The making of the album

Hine’s survey of Broadway was the first of four book-length studies of historic thoroughfares – mostly rural – that he pursued over more than a decade. He explored each on foot or bicycle, armed with a handheld camera and a cache of 4” x 5” dry plates.  Integrating local histories (and legends) with his tipped-in photos, he created a kind of topographical history, a genre long practiced by antiquarian historians.  He used his own company’s printing presses to publish these works, and also issued a series of hand-bound, decorative volumes documenting other excursions, which he called “Hine’s Annuals.”  His Broadway survey, however, remained unpublished.

C. G. Hine, “Broadway from the Sky Scraper to the Wild Flower” (unpublished photographic album, 1905) New York Historical

Along with other amateurs, Hine roamed New York City photographing historic buildings and sites before they disappeared. In his darkroom, he developed the plates and produced platinum prints – a costly process that was prized for its precision and chemical stability. To print in platinum was itself an act of preservation, as was his consignment of the photos to an album and his inscription of captions in permanent ink.

The album shows that Hine toured Broadway repeatedly in 1905, at different times of day and year. Each outing seems to have been prompted by a newspaper notice of an impending demolition, which he then clipped and pasted beside the corresponding photo. One pasted note indicates that on May 20, 1905, he made at least ten exposures between City Hall Park and the Upper West Side. He later assembled these various excursions into a single composite journey along the entire length of Broadway, spanning three volumes. The project remained open-ended; he added occasional photos through 1908, clippings through 1913, and a few earlier images dating back to 1889.

As an unpublished, home-made assemblage, Hine’s album reveals how individuals privately memorialized the city’s built environment — an aspect of urban memory often overlooked in favor of mass-circulated imagery and narratives. Its personal, scrapbook-like character is clear from the materials Hine inserted: drafts of prose, lists of sites to photograph, and notes from fellow local historians.  Attending to the album’s physical form — the geographical sequencing, the interplay between photographs and news clippings, and the contextual framing provided by the captions and the typed introduction — opens multiple avenues for historical exploration. 
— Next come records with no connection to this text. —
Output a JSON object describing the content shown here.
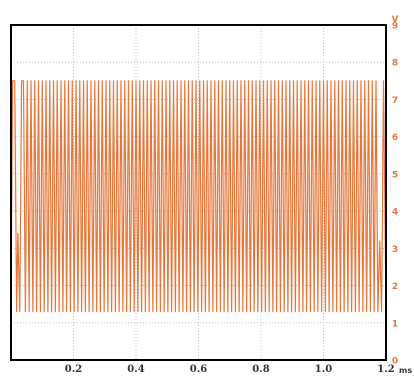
{
  "chart_data": {
    "type": "line",
    "xlabel": "",
    "ylabel": "",
    "x_unit": "ms",
    "y_unit": "V",
    "xlim": [
      0,
      1.2
    ],
    "ylim": [
      0,
      9
    ],
    "x_ticks": [
      "0.2",
      "0.4",
      "0.6",
      "0.8",
      "1.0",
      "1.2"
    ],
    "y_ticks": [
      "0",
      "1",
      "2",
      "3",
      "4",
      "5",
      "6",
      "7",
      "8",
      "9"
    ],
    "grid": true,
    "series": [
      {
        "color": "#e8763a",
        "high_level": 7.5,
        "low_level": 1.3,
        "x": [
          0.0,
          0.005,
          0.012,
          0.018,
          0.022,
          0.028,
          0.034,
          0.04,
          0.046,
          0.052,
          0.058,
          0.064,
          0.07,
          0.076,
          0.082,
          0.088,
          0.094,
          0.1,
          0.106,
          0.112,
          0.118,
          0.124,
          0.13,
          0.136,
          0.142,
          0.148,
          0.154,
          0.16,
          0.166,
          0.172,
          0.178,
          0.184,
          0.19,
          0.196,
          0.202,
          0.208,
          0.214,
          0.22,
          0.226,
          0.232,
          0.238,
          0.244,
          0.25,
          0.256,
          0.262,
          0.268,
          0.274,
          0.28,
          0.286,
          0.292,
          0.298,
          0.304,
          0.31,
          0.316,
          0.322,
          0.328,
          0.334,
          0.34,
          0.346,
          0.352,
          0.358,
          0.364,
          0.37,
          0.376,
          0.382,
          0.388,
          0.394,
          0.4,
          0.406,
          0.412,
          0.418,
          0.424,
          0.43,
          0.436,
          0.442,
          0.448,
          0.454,
          0.46,
          0.466,
          0.472,
          0.478,
          0.484,
          0.49,
          0.496,
          0.502,
          0.508,
          0.514,
          0.52,
          0.526,
          0.532,
          0.538,
          0.544,
          0.55,
          0.556,
          0.562,
          0.568,
          0.574,
          0.58,
          0.586,
          0.592,
          0.598,
          0.604,
          0.61,
          0.616,
          0.622,
          0.628,
          0.634,
          0.64,
          0.646,
          0.652,
          0.658,
          0.664,
          0.67,
          0.676,
          0.682,
          0.688,
          0.694,
          0.7,
          0.706,
          0.712,
          0.718,
          0.724,
          0.73,
          0.736,
          0.742,
          0.748,
          0.754,
          0.76,
          0.766,
          0.772,
          0.778,
          0.784,
          0.79,
          0.796,
          0.802,
          0.808,
          0.814,
          0.82,
          0.826,
          0.832,
          0.838,
          0.844,
          0.85,
          0.856,
          0.862,
          0.868,
          0.874,
          0.88,
          0.886,
          0.892,
          0.898,
          0.904,
          0.91,
          0.916,
          0.922,
          0.928,
          0.934,
          0.94,
          0.946,
          0.952,
          0.958,
          0.964,
          0.97,
          0.976,
          0.982,
          0.988,
          0.994,
          1.0,
          1.006,
          1.012,
          1.018,
          1.024,
          1.03,
          1.036,
          1.042,
          1.048,
          1.054,
          1.06,
          1.066,
          1.072,
          1.078,
          1.084,
          1.09,
          1.096,
          1.102,
          1.108,
          1.114,
          1.12,
          1.126,
          1.132,
          1.138,
          1.144,
          1.15,
          1.156,
          1.162,
          1.168,
          1.174,
          1.18,
          1.186,
          1.192,
          1.2
        ],
        "y": [
          1.3,
          7.5,
          7.5,
          1.3,
          3.4,
          1.3,
          7.5,
          7.5,
          1.3,
          7.5,
          1.3,
          7.5,
          1.3,
          7.5,
          1.3,
          7.5,
          1.3,
          7.5,
          1.3,
          7.5,
          1.3,
          7.5,
          1.3,
          7.5,
          1.3,
          7.5,
          1.3,
          7.5,
          1.3,
          7.5,
          1.3,
          7.5,
          1.3,
          7.5,
          1.3,
          7.5,
          1.3,
          7.5,
          1.3,
          7.5,
          1.3,
          7.5,
          1.3,
          7.5,
          1.3,
          7.5,
          1.3,
          7.5,
          1.3,
          7.5,
          1.3,
          7.5,
          1.3,
          7.5,
          1.3,
          7.5,
          1.3,
          7.5,
          1.3,
          7.5,
          1.3,
          7.5,
          1.3,
          7.5,
          1.3,
          7.5,
          1.3,
          7.5,
          1.3,
          7.5,
          1.3,
          7.5,
          1.3,
          7.5,
          1.3,
          7.5,
          1.3,
          7.5,
          1.3,
          7.5,
          1.3,
          7.5,
          1.3,
          7.5,
          1.3,
          7.5,
          1.3,
          7.5,
          1.3,
          7.5,
          1.3,
          7.5,
          1.3,
          7.5,
          1.3,
          7.5,
          1.3,
          7.5,
          1.3,
          7.5,
          1.3,
          7.5,
          1.3,
          7.5,
          1.3,
          7.5,
          1.3,
          7.5,
          1.3,
          7.5,
          1.3,
          7.5,
          1.3,
          7.5,
          1.3,
          7.5,
          1.3,
          7.5,
          1.3,
          7.5,
          1.3,
          7.5,
          1.3,
          7.5,
          1.3,
          7.5,
          1.3,
          7.5,
          1.3,
          7.5,
          1.3,
          7.5,
          1.3,
          7.5,
          1.3,
          7.5,
          1.3,
          7.5,
          1.3,
          7.5,
          1.3,
          7.5,
          1.3,
          7.5,
          1.3,
          7.5,
          1.3,
          7.5,
          1.3,
          7.5,
          1.3,
          7.5,
          1.3,
          7.5,
          1.3,
          7.5,
          1.3,
          7.5,
          1.3,
          7.5,
          1.3,
          7.5,
          1.3,
          7.5,
          1.3,
          7.5,
          1.3,
          7.5,
          1.3,
          7.5,
          1.3,
          7.5,
          1.3,
          7.5,
          1.3,
          7.5,
          1.3,
          7.5,
          1.3,
          7.5,
          1.3,
          7.5,
          1.3,
          7.5,
          1.3,
          7.5,
          1.3,
          7.5,
          1.3,
          7.5,
          1.3,
          7.5,
          1.3,
          7.5,
          1.3,
          7.5,
          1.3,
          3.2,
          1.3,
          7.5,
          1.3
        ]
      }
    ]
  },
  "colors": {
    "trace": "#e8763a",
    "y_axis_labels": "#e8763a",
    "grid": "#c4c4c4",
    "frame": "#000000"
  }
}
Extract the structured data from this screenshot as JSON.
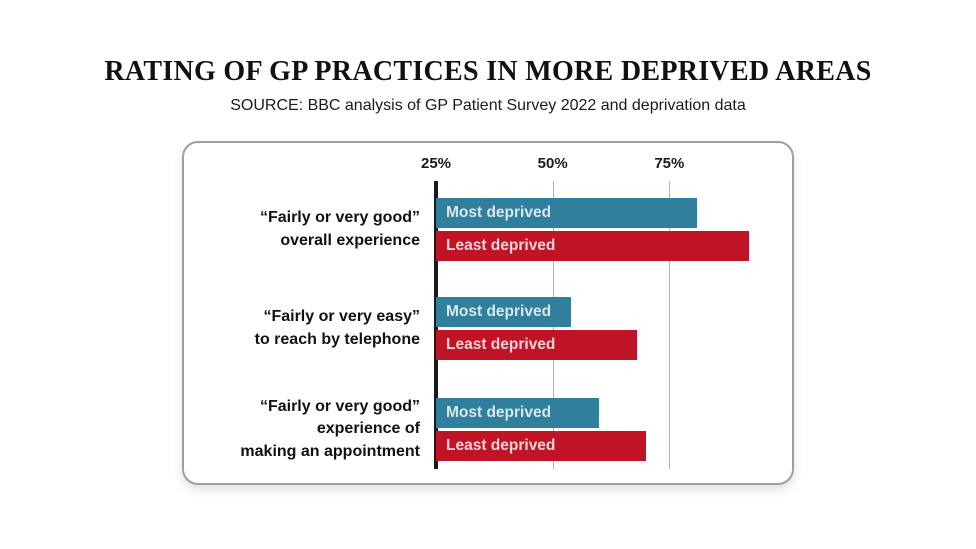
{
  "header": {
    "title": "RATING OF GP PRACTICES IN MORE DEPRIVED AREAS",
    "subtitle": "SOURCE: BBC analysis of GP Patient Survey 2022 and deprivation data"
  },
  "chart_data": {
    "type": "bar",
    "orientation": "horizontal",
    "title": "RATING OF GP PRACTICES IN MORE DEPRIVED AREAS",
    "subtitle": "SOURCE: BBC analysis of GP Patient Survey 2022 and deprivation data",
    "axis": {
      "unit": "%",
      "min": 25,
      "max": 100,
      "ticks": [
        25,
        50,
        75
      ],
      "tick_labels": [
        "25%",
        "50%",
        "75%"
      ],
      "grid": true
    },
    "categories": [
      "“Fairly or very good”\noverall experience",
      "“Fairly or very easy”\nto reach by telephone",
      "“Fairly or very good”\nexperience of\nmaking an appointment"
    ],
    "series": [
      {
        "name": "Most deprived",
        "color": "#2f7f9d",
        "values": [
          81,
          54,
          60
        ]
      },
      {
        "name": "Least deprived",
        "color": "#c01325",
        "values": [
          92,
          68,
          70
        ]
      }
    ],
    "legend_position": "inside-bars"
  },
  "colors": {
    "most_deprived": "#2f7f9d",
    "least_deprived": "#c01325",
    "axis_line": "#1a1a1a",
    "gridline": "#b4b4b4",
    "card_border": "#9f9f9f",
    "bar_text": "rgba(255,255,255,0.82)"
  }
}
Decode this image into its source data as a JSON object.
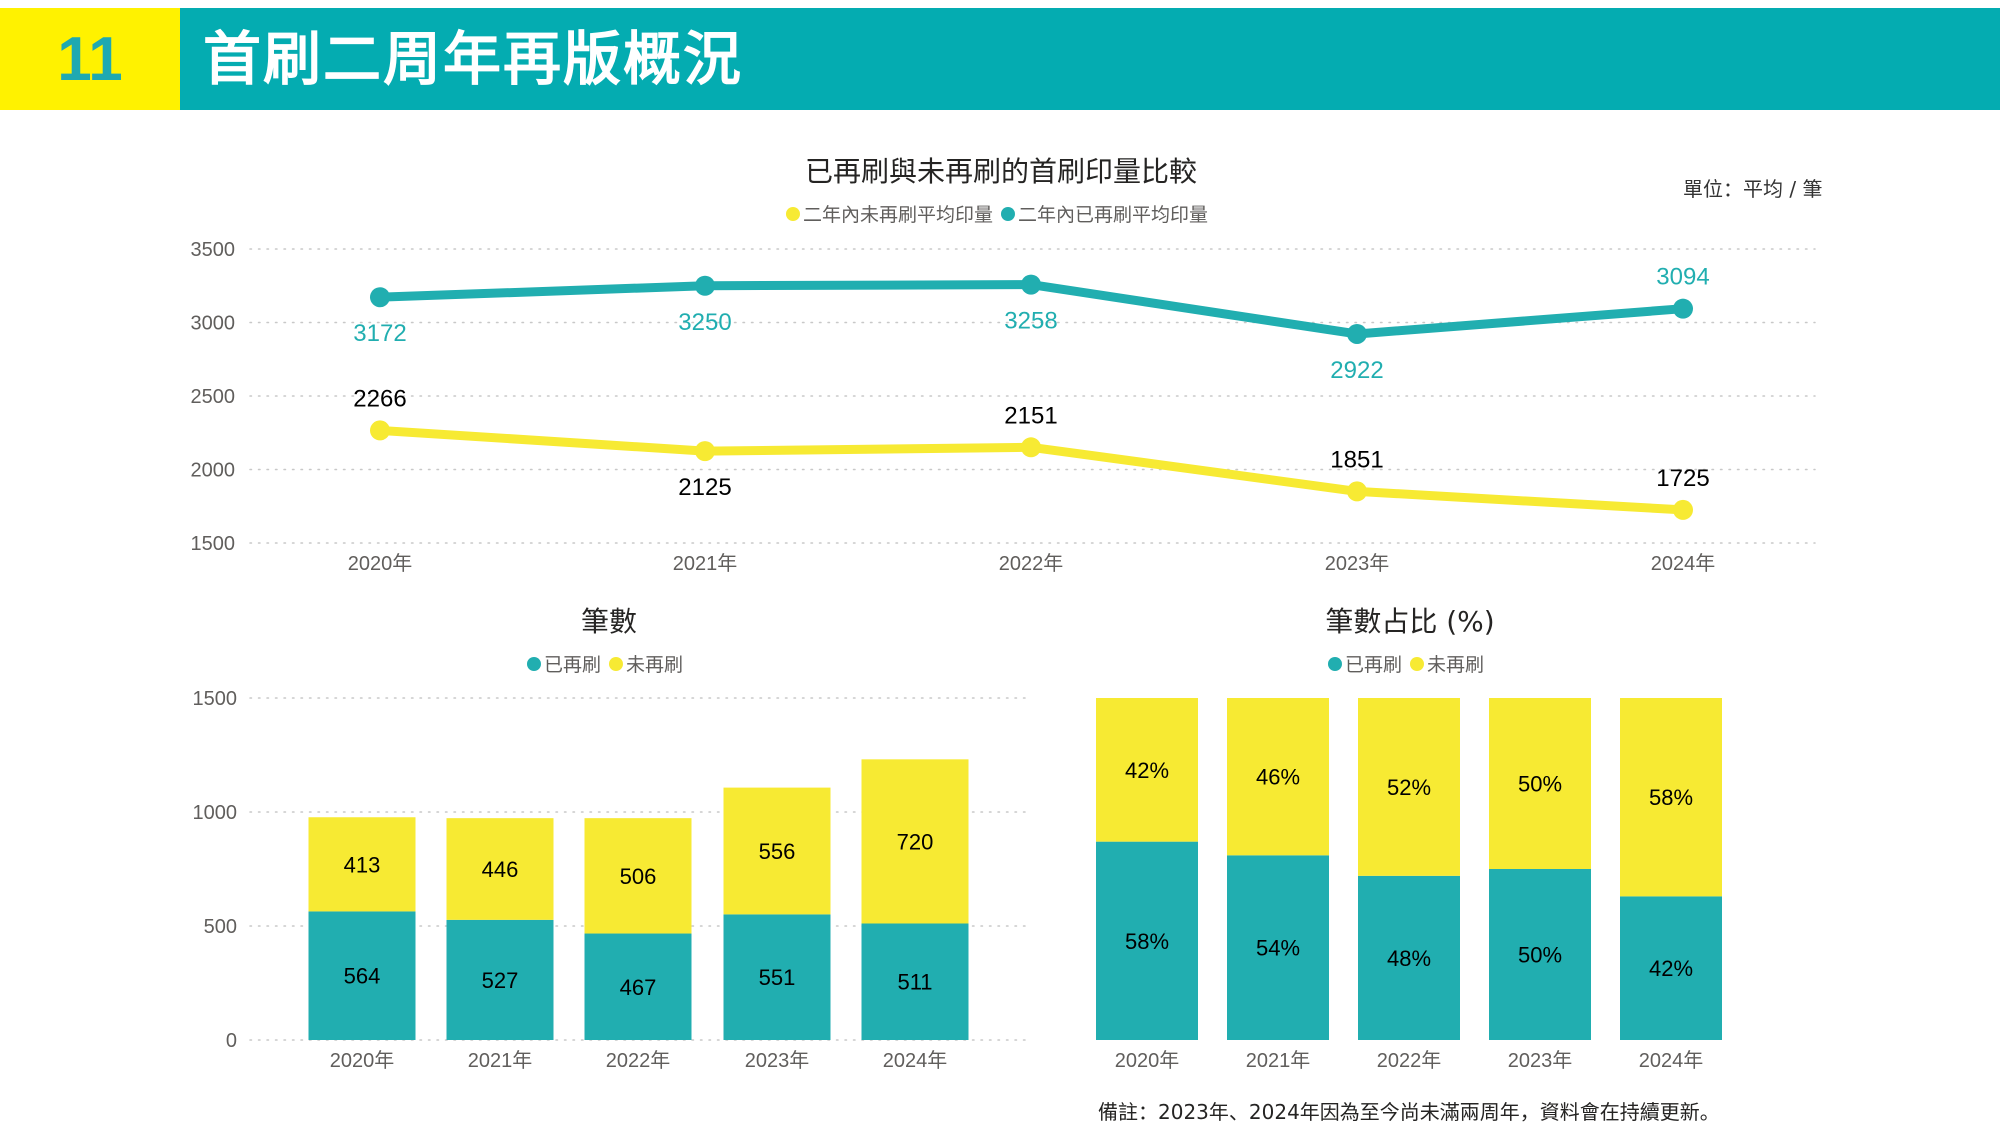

Yet albums, like scrapbooks, were often made to be exchanged with intimates or associates. The care Hine devoted — mounting each photograph, drawing borders, inscribing captions, typing a seventy-three-page introduction, and hand-binding each volume with decorative frontispieces — suggests he intended it to be viewed by others interested in photography or urban history, if only by future researchers in the New York Historical.  Hopefully now, almost a century since his death in 1931, this website – and the accompanying book – will allow those “others” to explore Hine’s work. This Broadway album offers rare insight not only into the sensibility of “gentleman amateurs,” but also into broader aspects of urban history.  Above all, its focus on a single street in a single year, along with its attention to micro-scale of a sidewalk or street corner, invites us to investigate the city’s complex social and cultural geography.